Rather than be 100% dependent on the latest calculation, or the last established result of these steps, the digital twin is constantly maintaining a scorecard of performance results. The digital twin model will automatically implement the best calculated combinations, but only if more than a predetermined percentage of performance results are better than the existing, installed performance maps on the physical equipment.
Of course, as the plant continues to operate, the digital twin is updated with the real time data. By consistently prioritizing the most efficient combination of equipment, this approach achieves the lowest consumption of the combined devices while satisfying the load.
The application of computing technology to the search for better combinations of setting means HVAC systems can maintain, or even improve, plant performance through codified persistence.

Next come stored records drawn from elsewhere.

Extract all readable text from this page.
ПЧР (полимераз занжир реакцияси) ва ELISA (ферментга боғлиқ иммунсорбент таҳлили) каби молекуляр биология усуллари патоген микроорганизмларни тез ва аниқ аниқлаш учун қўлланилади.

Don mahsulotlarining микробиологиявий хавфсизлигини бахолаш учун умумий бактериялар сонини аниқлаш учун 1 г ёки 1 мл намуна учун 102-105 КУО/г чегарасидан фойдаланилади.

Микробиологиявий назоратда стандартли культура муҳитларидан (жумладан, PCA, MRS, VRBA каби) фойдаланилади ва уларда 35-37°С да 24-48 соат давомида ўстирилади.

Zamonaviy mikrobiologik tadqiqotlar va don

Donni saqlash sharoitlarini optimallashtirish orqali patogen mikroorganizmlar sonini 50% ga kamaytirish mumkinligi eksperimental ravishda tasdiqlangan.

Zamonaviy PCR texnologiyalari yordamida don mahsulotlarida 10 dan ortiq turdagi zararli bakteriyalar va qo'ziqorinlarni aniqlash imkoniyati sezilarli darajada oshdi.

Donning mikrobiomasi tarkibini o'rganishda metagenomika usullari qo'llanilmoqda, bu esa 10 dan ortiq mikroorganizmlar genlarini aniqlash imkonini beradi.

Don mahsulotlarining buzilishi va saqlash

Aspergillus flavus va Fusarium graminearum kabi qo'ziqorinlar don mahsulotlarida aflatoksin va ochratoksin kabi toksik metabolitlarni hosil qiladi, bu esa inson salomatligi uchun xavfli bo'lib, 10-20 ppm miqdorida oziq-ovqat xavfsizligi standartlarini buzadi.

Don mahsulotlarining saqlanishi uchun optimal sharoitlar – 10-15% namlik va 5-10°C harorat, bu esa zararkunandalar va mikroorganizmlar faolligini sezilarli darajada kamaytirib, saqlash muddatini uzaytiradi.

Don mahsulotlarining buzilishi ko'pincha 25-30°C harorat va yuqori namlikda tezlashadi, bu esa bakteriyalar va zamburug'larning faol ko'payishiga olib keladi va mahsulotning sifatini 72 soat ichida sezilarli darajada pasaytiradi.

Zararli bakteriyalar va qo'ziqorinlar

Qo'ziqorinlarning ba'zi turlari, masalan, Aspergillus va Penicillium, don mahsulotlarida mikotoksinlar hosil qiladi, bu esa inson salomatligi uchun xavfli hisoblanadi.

Preventing Drift and Perfecting Maintenance
Through recording the best observed performance combination, any deviation from a previous behavior is recorded. At that point, the platform can establish any drift in system performance. The predictive optimization therefore adapts and adjusts accordingly, maintaining the lowest plant performance, while detecting the anomaly.
In parallel, it also flags the device for any service, maintenance or repair. Getting an early diagnostic allows the system to recover faster and bring it back to its early performance.
Improving overall asset performance, increasing system efficiency, and optimizing asset behavior all help a reliability engineer to predict and manage risk based on high quality data rather than assumptions based solely on experience.
This presents an example of the type of application in which digital technology in the form of a digital twin, can be very valuable. With more widespread application and feedback provided by a user community, further refinement of the technology and development of even more applications seems assured.
For now, it’s informative to review early applications and certainly advisable to consider using the digital twin for more HVAC projects in the near future.